0
Yorum
6
Beğeni
0,0
Puan
138
Okunma
Gece, her zamanki gibi sessizdi…
Rüzgâr bile perdelerin ucunu zor kıpırdatıyordu. Ay, pencerenin dışına donmuş bir göz gibi asılıydı. Evde tek bir saat sesi bile yoktu, ama Ali kalbini duymamak için yorganın altına daha da gömülüyordu.
Bir haftadır aynı şey oluyordu.
Tam uykuya daldığında, bir ağırlık göğsüne çöküyor…
Kıpırdayamıyor, nefes alamıyor, sadece odadaki gölgeleri izliyordu.
O gölgeler, her gece biraz daha yaklaşıyordu.
O gece karar vermişti:
“Uyanık kalacağım. Ne geliyorsa, bu defa göreceğim.”
Saat 03.12’de gözleri hâlâ açıktı.
Pencerenin dışından bir tıslama duyuldu.
Sanki bir yılan, camın kenarında geziniyordu.
Göz kapakları ağırlaştı, ama direnmeye çalıştı.
Bir anlık karanlık… sonra yeniden ışık gibi bir bilinç kıvılcımı.
Ve işte oradaydı.
Göğsünde…
Siyah, şekilsiz bir şey.
Nefesi kesilmişti.
Bağırmak istedi, ama sesi çıkmadı.
O varlık, yüzüne eğildi — nefesi buz gibiydi.

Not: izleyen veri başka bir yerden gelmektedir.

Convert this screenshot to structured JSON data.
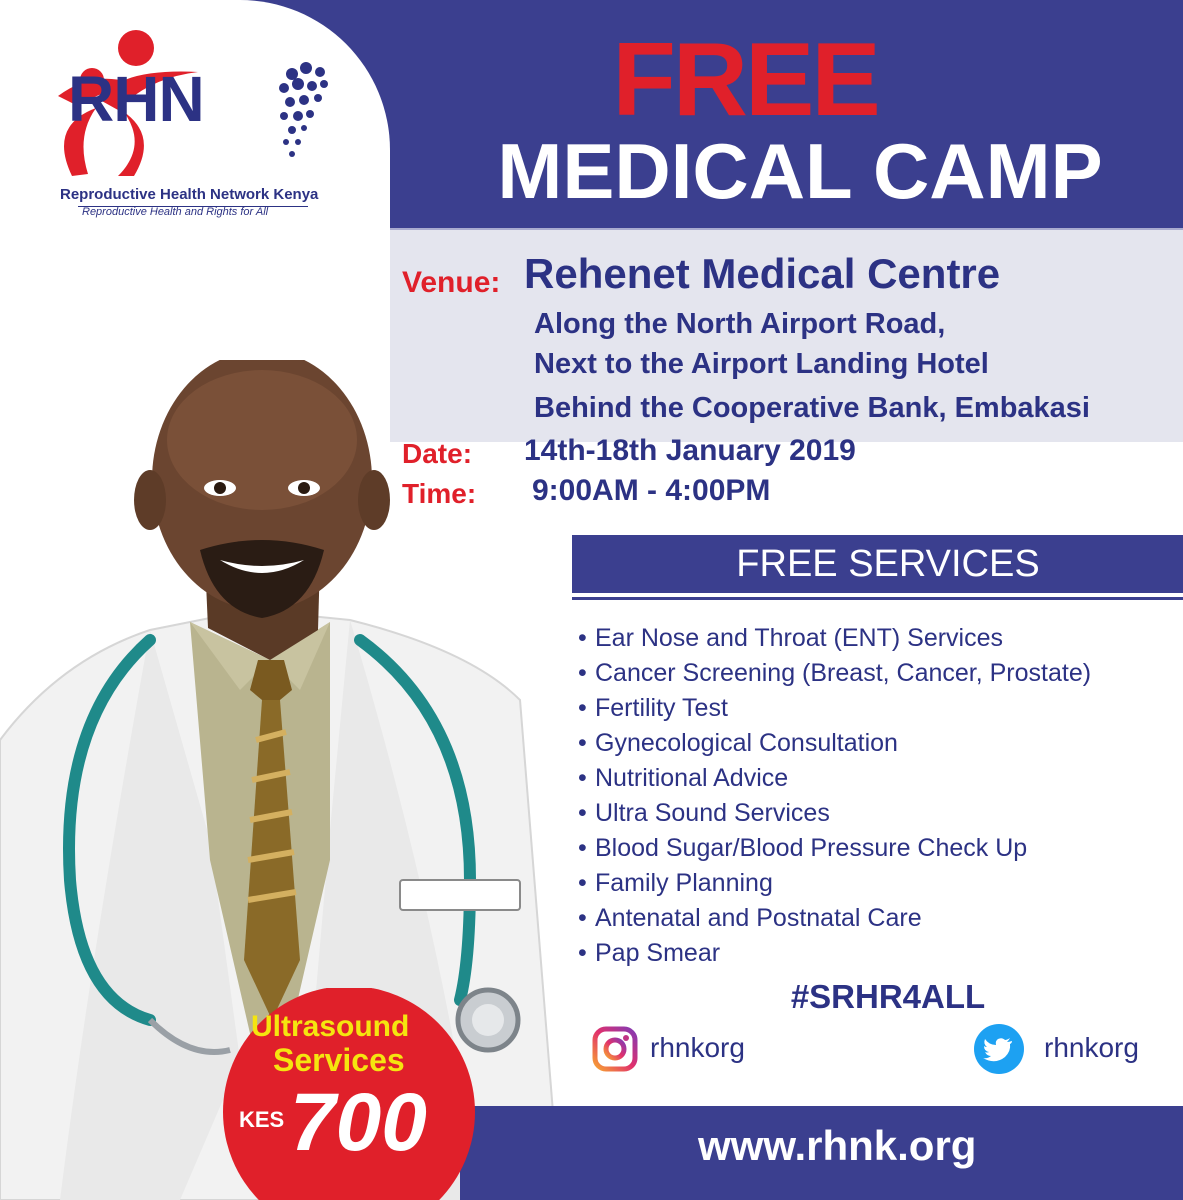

Gözleri yoktu, ama Ali’nin ruhuna bakıyordu.
Bir an için, varlık fısıldadı:
“Uyuma… çünkü uyandığında ben seninle olacağım.”
Sabah olduğunda Ali’nin gözleri açık bulundu.
Yüzünde çığlık donmuştu.
Göğsünde, sanki biri oturmuş gibi derin bir mor iz vardı.
O günden sonra kimse o odaya girmedi.
Ama bazı geceler, pencereden içeriden gelen bir nefes sesi duyulur…
Ve biri yavaşça fısıldar:
“Uyuma…”
devamı pek yakında.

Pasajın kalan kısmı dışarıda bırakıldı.